Differential growth of body segments explains ontogenetic shifts in organ position for the Diamondback Water Snake (Nerodia rhombifer)
2015
Anderson, Gretchen E | Secor, Stephen M
As snakes grow, their organs move anteriorly relative to body size. We explored a developmental explanation for the ontogenetic shift in the relative position of internal organs for snakes using the Diamondback Water Snake (Nerodia rhombifer [Hallowell, 1852]). With age, this water snakeâ s heart, liver, small intestine, and right kidney move anteriorly by 2.5-5.0 percentage points of snout-vent length. The number of precaudal vertebrae did not vary due to size or sex.

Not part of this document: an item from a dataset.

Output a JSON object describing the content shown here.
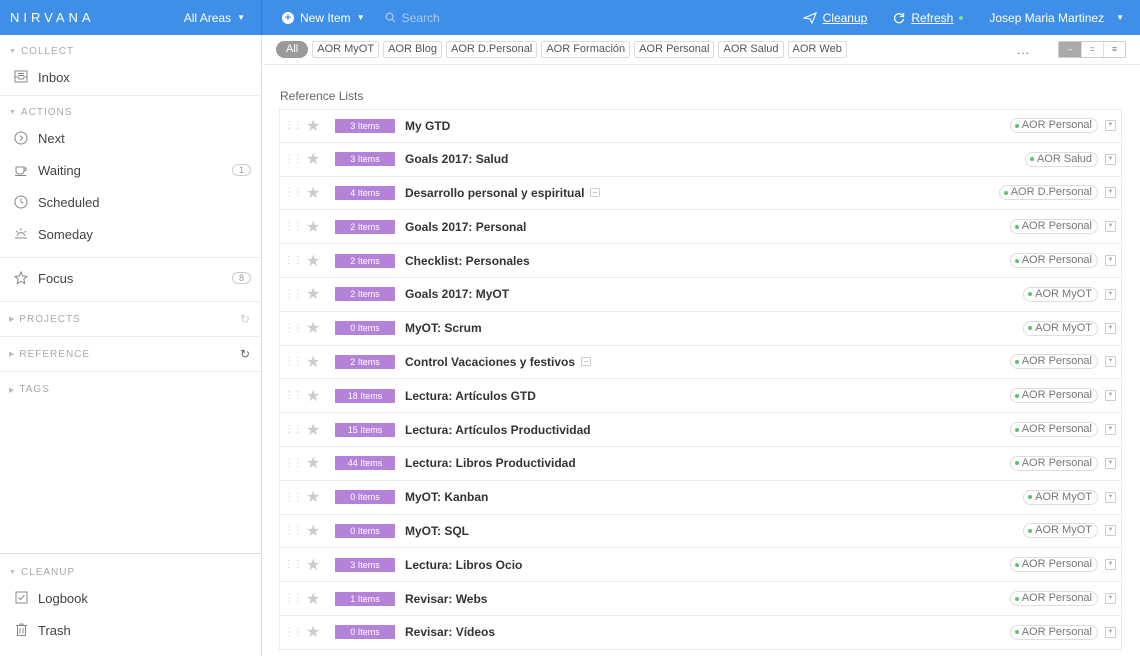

The anterior edge of the heart, liver, small intestine, and right kidney were typically aligned within a span of 4-8 vertebrae that likewise did not differ as a function of size or sex. Snakes exhibited a positive relationship between the number of precaudal vertebrae and the vertebra number aligned with each organ. Total length, centrum length, centrum width, ball width, height, and mass eight vertebrae sampled at consistent vertebral number revealed that vertebrae in the middle region of the body grow at a greater rate than vertebrae at the anterior or distal ends of the body. For N. rhombifer the observed forward shift in relative organ positions is the product of regional differences in the growth of body segments. Predictably, these differences arise from a developmental program generated by the differential expression of Hox genes.